Senior Data Scientist, Finance
Build the future of data. Join the Snowflake team.
We’re growing and looking for a talented Senior Data Scientist to come aboard and join our Data Science team in Finance. Our team develops, operationalizes, and maintains the ML-based forecasting models for some of Snowflake’s core financial metrics. Our work product informs many facets of corporate planning and is heavily used by teams inside and outside of Finance, as well as by executive management, the board, and in external reporting to our investors. Our team also works closely with Product to assess the financial impacts of new product features, with Sales to understand and predict customer behavior, and develops and applies anomaly detection algorithms to cost and revenue data.
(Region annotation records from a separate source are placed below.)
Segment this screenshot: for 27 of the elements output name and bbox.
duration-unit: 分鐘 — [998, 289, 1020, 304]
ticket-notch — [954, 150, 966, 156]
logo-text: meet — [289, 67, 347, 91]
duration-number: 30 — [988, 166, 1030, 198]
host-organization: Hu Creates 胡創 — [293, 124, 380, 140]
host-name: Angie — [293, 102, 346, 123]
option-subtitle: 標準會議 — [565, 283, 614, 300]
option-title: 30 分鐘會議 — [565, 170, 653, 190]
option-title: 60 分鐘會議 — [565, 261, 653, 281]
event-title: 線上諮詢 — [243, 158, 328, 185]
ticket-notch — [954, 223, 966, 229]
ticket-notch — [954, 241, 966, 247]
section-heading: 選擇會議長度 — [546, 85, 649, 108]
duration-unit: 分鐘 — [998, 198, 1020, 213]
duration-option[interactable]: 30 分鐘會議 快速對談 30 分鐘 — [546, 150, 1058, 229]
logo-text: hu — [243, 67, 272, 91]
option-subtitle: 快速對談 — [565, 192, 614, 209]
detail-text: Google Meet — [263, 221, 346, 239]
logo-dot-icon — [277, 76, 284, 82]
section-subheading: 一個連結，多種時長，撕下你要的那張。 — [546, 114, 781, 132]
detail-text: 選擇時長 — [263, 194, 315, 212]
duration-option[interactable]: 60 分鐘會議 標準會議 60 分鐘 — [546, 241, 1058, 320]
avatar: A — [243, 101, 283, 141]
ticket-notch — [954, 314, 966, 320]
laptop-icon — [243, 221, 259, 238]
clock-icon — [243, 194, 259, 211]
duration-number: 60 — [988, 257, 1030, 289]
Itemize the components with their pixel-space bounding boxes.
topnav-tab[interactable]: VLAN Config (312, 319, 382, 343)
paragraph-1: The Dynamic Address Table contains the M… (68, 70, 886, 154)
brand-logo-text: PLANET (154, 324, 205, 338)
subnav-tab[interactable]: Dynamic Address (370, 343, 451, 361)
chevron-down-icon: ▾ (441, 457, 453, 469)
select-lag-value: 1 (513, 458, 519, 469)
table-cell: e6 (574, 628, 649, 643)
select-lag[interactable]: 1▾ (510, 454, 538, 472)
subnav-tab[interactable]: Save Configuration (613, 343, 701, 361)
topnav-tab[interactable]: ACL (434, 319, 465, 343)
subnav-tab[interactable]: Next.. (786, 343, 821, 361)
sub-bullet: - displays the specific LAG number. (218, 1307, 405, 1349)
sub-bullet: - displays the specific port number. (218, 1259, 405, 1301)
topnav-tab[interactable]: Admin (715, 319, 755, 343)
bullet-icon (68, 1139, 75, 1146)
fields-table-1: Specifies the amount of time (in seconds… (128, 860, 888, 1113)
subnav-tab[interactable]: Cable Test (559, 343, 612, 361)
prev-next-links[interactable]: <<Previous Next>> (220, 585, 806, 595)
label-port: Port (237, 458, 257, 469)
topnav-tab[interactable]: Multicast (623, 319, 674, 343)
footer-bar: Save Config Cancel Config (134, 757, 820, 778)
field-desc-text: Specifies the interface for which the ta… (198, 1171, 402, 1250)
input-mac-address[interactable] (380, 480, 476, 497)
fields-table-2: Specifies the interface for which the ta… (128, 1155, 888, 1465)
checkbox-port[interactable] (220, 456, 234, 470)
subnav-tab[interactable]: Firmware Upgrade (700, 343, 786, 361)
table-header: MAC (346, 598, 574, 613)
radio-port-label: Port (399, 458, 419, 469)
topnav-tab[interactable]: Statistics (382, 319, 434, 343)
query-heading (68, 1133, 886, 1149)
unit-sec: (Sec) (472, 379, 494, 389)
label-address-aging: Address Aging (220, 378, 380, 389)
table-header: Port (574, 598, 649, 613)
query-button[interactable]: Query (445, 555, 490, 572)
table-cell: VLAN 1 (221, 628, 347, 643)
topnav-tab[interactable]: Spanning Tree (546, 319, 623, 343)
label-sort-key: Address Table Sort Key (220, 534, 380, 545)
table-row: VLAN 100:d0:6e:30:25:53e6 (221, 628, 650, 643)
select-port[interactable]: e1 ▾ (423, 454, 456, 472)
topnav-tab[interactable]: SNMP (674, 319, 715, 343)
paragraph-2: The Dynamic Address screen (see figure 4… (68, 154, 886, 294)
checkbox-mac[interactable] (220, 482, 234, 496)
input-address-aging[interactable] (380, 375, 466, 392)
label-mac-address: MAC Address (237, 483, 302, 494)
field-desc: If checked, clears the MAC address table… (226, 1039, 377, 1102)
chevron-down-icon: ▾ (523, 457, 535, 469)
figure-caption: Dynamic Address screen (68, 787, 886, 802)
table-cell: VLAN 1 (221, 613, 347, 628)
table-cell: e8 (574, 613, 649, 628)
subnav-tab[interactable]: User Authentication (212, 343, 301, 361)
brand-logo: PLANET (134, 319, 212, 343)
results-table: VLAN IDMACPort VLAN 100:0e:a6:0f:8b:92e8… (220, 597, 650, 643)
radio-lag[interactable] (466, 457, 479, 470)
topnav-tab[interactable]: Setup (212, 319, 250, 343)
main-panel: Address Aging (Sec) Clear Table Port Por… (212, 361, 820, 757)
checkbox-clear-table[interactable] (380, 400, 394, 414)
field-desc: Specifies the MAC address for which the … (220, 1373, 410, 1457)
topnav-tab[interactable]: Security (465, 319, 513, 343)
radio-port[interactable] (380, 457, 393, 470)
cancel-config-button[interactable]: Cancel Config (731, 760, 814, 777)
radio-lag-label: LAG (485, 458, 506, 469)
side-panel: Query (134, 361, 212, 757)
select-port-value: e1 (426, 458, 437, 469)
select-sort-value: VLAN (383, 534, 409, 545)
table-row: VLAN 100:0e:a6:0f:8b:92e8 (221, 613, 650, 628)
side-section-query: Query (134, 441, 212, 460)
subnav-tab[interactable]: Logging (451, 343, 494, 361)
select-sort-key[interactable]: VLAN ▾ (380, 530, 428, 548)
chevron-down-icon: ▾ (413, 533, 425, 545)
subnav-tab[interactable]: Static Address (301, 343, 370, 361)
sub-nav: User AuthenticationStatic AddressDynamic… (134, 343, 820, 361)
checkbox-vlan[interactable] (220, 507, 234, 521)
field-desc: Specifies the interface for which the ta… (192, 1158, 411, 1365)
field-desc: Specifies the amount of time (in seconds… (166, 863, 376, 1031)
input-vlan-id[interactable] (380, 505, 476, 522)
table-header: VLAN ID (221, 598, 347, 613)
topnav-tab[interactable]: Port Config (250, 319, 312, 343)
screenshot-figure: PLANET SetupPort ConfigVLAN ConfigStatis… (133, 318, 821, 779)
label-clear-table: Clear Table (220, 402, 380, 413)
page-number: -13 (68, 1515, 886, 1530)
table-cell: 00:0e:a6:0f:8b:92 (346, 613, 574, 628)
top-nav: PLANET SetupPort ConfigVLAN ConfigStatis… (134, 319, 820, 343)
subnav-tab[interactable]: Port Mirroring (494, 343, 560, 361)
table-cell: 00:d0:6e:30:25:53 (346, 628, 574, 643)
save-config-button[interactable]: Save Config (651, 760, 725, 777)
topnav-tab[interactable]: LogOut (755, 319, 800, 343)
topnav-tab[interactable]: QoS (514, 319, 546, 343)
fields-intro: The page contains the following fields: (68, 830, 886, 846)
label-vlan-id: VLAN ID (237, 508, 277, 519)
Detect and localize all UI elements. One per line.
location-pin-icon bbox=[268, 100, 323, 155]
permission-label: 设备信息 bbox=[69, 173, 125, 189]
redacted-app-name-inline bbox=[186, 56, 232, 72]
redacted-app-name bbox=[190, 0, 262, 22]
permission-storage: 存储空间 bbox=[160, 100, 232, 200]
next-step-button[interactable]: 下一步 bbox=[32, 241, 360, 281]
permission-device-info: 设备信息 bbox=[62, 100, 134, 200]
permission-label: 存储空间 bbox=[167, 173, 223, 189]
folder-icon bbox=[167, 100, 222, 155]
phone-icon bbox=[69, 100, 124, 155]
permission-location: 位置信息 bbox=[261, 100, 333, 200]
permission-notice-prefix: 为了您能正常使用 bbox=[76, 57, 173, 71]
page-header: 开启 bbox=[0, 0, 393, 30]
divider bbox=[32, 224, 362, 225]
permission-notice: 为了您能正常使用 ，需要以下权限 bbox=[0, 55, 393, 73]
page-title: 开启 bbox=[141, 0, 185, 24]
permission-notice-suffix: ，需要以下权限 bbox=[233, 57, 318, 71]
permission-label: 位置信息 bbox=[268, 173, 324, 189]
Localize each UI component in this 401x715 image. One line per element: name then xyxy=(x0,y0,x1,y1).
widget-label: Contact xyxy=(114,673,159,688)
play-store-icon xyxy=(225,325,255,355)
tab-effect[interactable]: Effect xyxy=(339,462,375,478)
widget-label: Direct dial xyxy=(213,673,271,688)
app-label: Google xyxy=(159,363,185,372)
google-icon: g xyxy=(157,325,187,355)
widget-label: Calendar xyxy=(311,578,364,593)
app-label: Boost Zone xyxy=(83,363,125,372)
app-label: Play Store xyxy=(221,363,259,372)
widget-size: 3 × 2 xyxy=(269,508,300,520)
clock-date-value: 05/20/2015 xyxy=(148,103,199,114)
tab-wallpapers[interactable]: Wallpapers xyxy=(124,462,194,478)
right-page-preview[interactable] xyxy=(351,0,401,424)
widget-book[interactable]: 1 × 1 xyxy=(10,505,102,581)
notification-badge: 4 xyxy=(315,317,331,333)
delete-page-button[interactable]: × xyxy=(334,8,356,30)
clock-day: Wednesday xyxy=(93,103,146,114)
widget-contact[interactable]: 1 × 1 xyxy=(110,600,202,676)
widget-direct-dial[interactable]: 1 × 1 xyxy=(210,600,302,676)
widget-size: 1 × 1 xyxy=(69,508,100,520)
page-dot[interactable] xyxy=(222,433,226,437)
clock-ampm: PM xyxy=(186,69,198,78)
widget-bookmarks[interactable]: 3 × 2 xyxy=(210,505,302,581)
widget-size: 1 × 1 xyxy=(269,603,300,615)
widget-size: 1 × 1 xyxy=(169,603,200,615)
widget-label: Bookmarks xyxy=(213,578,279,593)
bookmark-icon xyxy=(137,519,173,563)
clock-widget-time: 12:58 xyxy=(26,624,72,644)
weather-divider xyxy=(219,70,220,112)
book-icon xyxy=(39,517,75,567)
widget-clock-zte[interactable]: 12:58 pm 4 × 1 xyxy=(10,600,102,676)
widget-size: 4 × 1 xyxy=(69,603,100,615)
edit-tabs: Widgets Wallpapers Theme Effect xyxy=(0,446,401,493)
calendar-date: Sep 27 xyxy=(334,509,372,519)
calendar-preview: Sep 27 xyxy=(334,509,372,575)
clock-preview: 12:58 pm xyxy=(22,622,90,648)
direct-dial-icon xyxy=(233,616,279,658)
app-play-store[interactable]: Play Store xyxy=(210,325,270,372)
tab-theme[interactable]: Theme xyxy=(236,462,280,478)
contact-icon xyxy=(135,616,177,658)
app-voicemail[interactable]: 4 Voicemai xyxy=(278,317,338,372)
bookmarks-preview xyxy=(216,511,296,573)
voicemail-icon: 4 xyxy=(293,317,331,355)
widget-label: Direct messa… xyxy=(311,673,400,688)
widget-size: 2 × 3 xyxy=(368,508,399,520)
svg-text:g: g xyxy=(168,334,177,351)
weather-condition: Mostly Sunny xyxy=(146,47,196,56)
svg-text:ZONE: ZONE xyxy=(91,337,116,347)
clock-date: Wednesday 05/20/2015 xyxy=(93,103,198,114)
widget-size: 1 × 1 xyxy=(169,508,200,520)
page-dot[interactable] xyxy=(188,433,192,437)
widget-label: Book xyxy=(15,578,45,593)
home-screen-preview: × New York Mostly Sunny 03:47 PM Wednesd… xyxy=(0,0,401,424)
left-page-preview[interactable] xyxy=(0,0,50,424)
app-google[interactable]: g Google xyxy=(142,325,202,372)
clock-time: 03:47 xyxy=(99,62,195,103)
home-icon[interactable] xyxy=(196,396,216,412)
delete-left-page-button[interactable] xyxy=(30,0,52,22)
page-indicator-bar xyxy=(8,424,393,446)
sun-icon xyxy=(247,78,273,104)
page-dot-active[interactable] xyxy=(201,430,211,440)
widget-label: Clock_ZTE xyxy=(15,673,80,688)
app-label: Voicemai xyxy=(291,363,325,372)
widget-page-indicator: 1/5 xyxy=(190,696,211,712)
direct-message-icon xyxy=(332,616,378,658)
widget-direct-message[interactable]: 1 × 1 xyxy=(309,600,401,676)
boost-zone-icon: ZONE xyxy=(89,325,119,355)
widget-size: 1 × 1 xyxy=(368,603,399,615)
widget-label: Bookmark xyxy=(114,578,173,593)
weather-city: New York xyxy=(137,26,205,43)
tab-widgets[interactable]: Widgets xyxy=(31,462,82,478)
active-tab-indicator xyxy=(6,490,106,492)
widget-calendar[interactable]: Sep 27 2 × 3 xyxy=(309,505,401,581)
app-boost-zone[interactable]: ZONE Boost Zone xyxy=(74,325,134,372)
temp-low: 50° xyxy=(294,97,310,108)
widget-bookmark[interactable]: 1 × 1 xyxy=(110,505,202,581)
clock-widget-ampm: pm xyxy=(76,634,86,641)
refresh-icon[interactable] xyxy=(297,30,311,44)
We are looking for someone who has significant experience employing ML algorithms on time series data and is both equally at home conducting applied research as well as implementing and operationalizing their ideas to meet business driven timelines. As Finance touches on all aspects of the business, you should have a desire to learn about customer behavior and the important drivers of various departments.
AS A SENIOR DATA SCIENTIST IN FINANCE AT SNOWFLAKE, YOU WILL :
- Work with time-series datasets to refine and extend the core forecasting models and algorithms we use for many of our key financial metrics
- Develop and refine ML models that are critical to Snowflake’s business
- Identify and build solutions for operational use cases in forecasting —e.g. further automation, system monitoring and alerting, outlier detection, etc.
- Generate insights into drivers of our business leveraging statistical methods and participate in extending and developing internal tools used for this purpose
- Think creatively to find optimal solutions to our complex, typically unstructured problems.
OUR PREFERRED CANDIDATE WILL HAVE :
- MS/PhD in a quantitative discipline (Math, Statistics, Operations Research, Economics, Engineering, or CS)
- Extensive experience building production-ready ML models for time series applications
- Experience conducting open-ended research projects and literature reviews
- 5-7+ years of experience with Python and familiarity with SQL
- Experience working with large-scale machine-generated data (e.g., log, application, or customer-usage data).
- Hands-on experience with MPP databases, such as Snowflake, Redshift, BigQuery, Vertica, etc.
- Ability to clearly present learnings to business leaders and technical stakeholders.
- The ability to thrive in a dynamic environment. That means being flexible and willing to jump in and do whatever it takes to be successful.